Em que sentido podemos afirmar que os profetas têm “completo bem-estar social”? É preciso estar atento ao perigo de etiquetar como insana a insatisfação social. Jesus de Nazaré, segundo esta definição da OMS, estaria na realidade enfermo e assim estariam todas as pessoas críticas que apresentam «dissonância cognitiva» em relação ao pensamento hegemônico.

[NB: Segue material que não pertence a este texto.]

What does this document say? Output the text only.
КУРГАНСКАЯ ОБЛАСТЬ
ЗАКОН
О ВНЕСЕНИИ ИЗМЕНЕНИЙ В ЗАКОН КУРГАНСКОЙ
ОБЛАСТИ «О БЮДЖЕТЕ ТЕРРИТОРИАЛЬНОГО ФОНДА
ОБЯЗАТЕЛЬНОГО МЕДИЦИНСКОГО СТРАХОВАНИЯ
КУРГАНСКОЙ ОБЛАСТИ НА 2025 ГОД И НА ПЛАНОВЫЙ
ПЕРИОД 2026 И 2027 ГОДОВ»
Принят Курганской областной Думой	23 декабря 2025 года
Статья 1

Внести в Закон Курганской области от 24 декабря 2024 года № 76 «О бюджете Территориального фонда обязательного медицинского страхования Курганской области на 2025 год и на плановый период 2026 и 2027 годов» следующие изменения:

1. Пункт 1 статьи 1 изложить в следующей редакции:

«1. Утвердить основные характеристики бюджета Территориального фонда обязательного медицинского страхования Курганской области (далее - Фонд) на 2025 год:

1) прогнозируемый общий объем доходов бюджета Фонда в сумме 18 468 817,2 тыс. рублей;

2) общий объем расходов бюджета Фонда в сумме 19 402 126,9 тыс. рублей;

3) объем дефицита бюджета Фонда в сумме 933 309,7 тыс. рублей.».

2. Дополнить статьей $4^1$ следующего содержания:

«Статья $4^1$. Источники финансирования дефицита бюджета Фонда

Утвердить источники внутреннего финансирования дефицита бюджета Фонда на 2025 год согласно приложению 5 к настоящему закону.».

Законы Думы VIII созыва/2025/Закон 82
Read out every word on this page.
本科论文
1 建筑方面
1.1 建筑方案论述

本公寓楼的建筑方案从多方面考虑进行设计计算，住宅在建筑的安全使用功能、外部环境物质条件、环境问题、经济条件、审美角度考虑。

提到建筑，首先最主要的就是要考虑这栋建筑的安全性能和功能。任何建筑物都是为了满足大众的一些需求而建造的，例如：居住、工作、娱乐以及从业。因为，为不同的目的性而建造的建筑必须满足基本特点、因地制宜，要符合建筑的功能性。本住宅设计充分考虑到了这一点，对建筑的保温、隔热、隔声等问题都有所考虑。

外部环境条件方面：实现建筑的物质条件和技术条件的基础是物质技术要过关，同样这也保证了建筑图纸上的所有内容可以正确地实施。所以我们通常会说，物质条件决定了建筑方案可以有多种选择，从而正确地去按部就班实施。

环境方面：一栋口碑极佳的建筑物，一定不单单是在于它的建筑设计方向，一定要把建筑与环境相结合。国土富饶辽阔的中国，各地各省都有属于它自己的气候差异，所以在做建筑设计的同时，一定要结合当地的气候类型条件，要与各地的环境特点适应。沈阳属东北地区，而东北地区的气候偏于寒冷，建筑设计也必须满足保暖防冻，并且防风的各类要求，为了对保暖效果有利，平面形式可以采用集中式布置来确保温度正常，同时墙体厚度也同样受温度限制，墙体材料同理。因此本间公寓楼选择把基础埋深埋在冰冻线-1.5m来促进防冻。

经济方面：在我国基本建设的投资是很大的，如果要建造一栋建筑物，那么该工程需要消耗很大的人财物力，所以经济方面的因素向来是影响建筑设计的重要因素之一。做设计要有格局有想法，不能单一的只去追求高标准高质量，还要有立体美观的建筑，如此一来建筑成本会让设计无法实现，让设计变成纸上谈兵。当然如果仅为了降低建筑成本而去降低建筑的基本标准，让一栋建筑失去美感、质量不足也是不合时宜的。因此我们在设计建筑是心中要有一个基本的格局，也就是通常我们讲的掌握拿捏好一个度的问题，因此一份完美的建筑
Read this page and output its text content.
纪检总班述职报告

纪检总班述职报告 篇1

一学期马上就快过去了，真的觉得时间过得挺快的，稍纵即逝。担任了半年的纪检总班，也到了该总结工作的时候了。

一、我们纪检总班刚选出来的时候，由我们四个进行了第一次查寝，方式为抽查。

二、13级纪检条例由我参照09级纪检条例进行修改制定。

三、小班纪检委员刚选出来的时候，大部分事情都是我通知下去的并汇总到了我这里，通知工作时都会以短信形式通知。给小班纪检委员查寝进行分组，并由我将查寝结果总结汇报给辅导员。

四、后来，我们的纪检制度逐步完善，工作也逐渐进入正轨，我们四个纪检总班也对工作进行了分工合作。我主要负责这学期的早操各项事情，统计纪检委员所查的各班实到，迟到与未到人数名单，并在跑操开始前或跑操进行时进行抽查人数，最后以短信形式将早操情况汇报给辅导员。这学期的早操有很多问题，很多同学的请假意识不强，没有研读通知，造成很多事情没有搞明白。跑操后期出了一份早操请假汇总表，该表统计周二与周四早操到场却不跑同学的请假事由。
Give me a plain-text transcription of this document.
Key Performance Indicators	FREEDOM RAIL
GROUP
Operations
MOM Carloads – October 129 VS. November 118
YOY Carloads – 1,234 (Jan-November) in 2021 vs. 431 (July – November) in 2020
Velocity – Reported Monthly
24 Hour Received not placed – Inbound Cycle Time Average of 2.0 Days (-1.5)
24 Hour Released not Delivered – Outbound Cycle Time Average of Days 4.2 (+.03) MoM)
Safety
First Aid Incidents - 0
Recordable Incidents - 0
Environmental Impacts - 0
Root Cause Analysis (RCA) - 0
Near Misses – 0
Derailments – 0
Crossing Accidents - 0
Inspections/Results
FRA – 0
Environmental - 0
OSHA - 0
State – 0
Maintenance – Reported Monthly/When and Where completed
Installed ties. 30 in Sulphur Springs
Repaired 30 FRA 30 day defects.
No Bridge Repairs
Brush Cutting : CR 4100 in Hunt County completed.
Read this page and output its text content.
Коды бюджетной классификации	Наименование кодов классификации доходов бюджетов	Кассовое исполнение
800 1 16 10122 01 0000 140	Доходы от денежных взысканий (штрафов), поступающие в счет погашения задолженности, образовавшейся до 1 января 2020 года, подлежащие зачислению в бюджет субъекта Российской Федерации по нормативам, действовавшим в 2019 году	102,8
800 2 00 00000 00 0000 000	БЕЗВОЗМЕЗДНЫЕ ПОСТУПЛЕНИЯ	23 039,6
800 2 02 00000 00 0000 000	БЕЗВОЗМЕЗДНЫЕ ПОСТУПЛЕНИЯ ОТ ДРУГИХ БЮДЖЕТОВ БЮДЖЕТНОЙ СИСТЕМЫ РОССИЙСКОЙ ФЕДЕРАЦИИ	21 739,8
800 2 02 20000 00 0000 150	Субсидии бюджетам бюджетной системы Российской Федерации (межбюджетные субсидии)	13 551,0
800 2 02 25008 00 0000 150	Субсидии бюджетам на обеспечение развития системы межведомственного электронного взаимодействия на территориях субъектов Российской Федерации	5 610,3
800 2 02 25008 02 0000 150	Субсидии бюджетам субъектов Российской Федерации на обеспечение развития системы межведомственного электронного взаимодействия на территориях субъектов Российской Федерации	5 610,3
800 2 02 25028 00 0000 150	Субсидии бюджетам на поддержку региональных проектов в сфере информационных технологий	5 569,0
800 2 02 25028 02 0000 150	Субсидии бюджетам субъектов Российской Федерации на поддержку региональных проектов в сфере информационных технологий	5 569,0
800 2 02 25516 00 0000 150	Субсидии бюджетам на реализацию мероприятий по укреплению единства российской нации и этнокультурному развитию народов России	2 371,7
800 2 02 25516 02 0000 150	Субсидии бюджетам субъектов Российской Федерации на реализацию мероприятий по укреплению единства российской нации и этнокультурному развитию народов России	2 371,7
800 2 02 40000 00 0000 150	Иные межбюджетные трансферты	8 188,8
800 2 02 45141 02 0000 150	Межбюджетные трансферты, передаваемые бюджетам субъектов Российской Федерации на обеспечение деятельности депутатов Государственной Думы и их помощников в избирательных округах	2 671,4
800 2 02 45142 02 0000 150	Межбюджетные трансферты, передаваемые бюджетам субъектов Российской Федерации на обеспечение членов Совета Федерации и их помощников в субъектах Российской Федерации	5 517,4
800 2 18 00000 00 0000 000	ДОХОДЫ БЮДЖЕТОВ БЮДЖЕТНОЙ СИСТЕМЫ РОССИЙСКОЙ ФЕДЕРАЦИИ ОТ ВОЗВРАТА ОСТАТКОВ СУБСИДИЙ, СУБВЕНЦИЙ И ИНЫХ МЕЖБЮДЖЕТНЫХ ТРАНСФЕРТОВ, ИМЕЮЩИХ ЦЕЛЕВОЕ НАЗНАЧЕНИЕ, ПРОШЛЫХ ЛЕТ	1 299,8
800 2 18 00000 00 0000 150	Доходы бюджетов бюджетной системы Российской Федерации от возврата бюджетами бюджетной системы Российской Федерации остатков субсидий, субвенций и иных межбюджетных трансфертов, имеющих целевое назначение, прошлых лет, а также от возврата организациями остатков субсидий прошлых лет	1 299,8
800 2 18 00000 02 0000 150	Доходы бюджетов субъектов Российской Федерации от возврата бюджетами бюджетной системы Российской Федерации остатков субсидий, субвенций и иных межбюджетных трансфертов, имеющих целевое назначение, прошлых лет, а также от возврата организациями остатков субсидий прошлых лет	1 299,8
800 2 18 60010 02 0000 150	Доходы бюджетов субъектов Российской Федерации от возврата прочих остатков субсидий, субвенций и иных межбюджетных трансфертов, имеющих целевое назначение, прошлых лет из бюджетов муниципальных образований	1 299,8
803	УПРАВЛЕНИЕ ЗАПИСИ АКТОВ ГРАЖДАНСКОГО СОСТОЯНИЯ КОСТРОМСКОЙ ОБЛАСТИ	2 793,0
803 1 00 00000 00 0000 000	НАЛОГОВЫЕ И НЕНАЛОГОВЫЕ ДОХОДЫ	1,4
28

3. Pluralidade de opções terapêuticas dentro do máximo rigor científico

A desvinculação da saúde pública do interesse privado fará emergir naturalmente uma pluralidade de opções terapêuticas muito maior do que a que existe atualmente. Tratamentos de acupuntura, terapia neural, homotoxicologia, homeopatia, naturopatia... e um longo etcétera, deveriam ser estudados com mais interesse e deveriam integrar-se de modo mais pleno ao sistema público, dando o seu potencial para solucionar ou melhorar os problemas da saúde e melhorar a qualidade de vida dos pacientes. Hoje em dia estas são terapias reservadas às pessoas que têm poder aquisitivo alto. Deve-se evitar a todo custo o falso debate entre «medicina convencional» (farmacologizada e dirigida por interesses econômicos) e «medicina alternativa», como se a «convencional» fosse a única científica e as chamadas «alternativas» se baseassem em tradições superadas que não resistem à investigação rigorosa. Isto não é certo. O movimento da medicina baseada na evidência (BEM) demonstrou que mais de 70% dos tratamentos propostos pela medicina convencional não têm uma base científica suficiente que os leve a se realizar bem pela rotina e bem por interesses comerciais associados. A ciência e o método científico devem seguir sendo um dos braços essenciais para a medicina. E outra é a arte do exercício médico e disto falarei na última parte.

4. Modelo dialogal de atenção integral com o paciente

O respeito devido a toda pessoa, pelo fato de existir, deve tornar-se ainda mais agudo no caso de a pessoa ser enferma, por ser ela mais vulnerável. Organizar as prestações sanitárias de modo que a prioridade seja a atenção personalizada e não uma utopia, e seja a base da satisfação tanto do profissional da saúde, como do paciente. A experiência da doença e da dependência pode ser vivida como um enriquecimento pessoal e comunitário. Na porta de entrada da enfermaria do mosteiro de Bose, na Itália, há uma pintura que mostra um monge jovem carregando aos ombros um monge maior do que ele. A legenda que acompanha a pintura diz: «Quem carrega quem»?

Os debates atuais sobre a saúde pública descartam a possibilidade de uma pessoa doente ou anciã dependente ser uma fonte de riqueza para a sociedade, pois somente valorizam a riqueza monetária. Nos mosteiros e em muitos lugares que ainda não se mercantizaram, a experiência da doença e da dependência pode ser vivida, mas como oportunidade de crescimento, não somente para a pessoa enferma, mas, sobretudo, para os que dela cuidam. O olhar que dirigimos à pessoa anciã ou enferma como é? Que mensagem lhe transmite?

Na nova economia a pessoa enferma ou dependente não pode ser nunca concebida somente nem principalmente como um peso, visto que ela revela de modo privilegiado a profundidade da dignidade da pessoa, da dimensão antropológica aberta ao transcendente que, independentemente da produtividade e dos critérios utilitaristas, dá ao ser humano sua dignidade.

Nas palavras da irmã M. Natividade, que morreu no meu mosteiro aos cem anos de idade: “Este corpo não serve para nada, mas é meu e eu o amo”.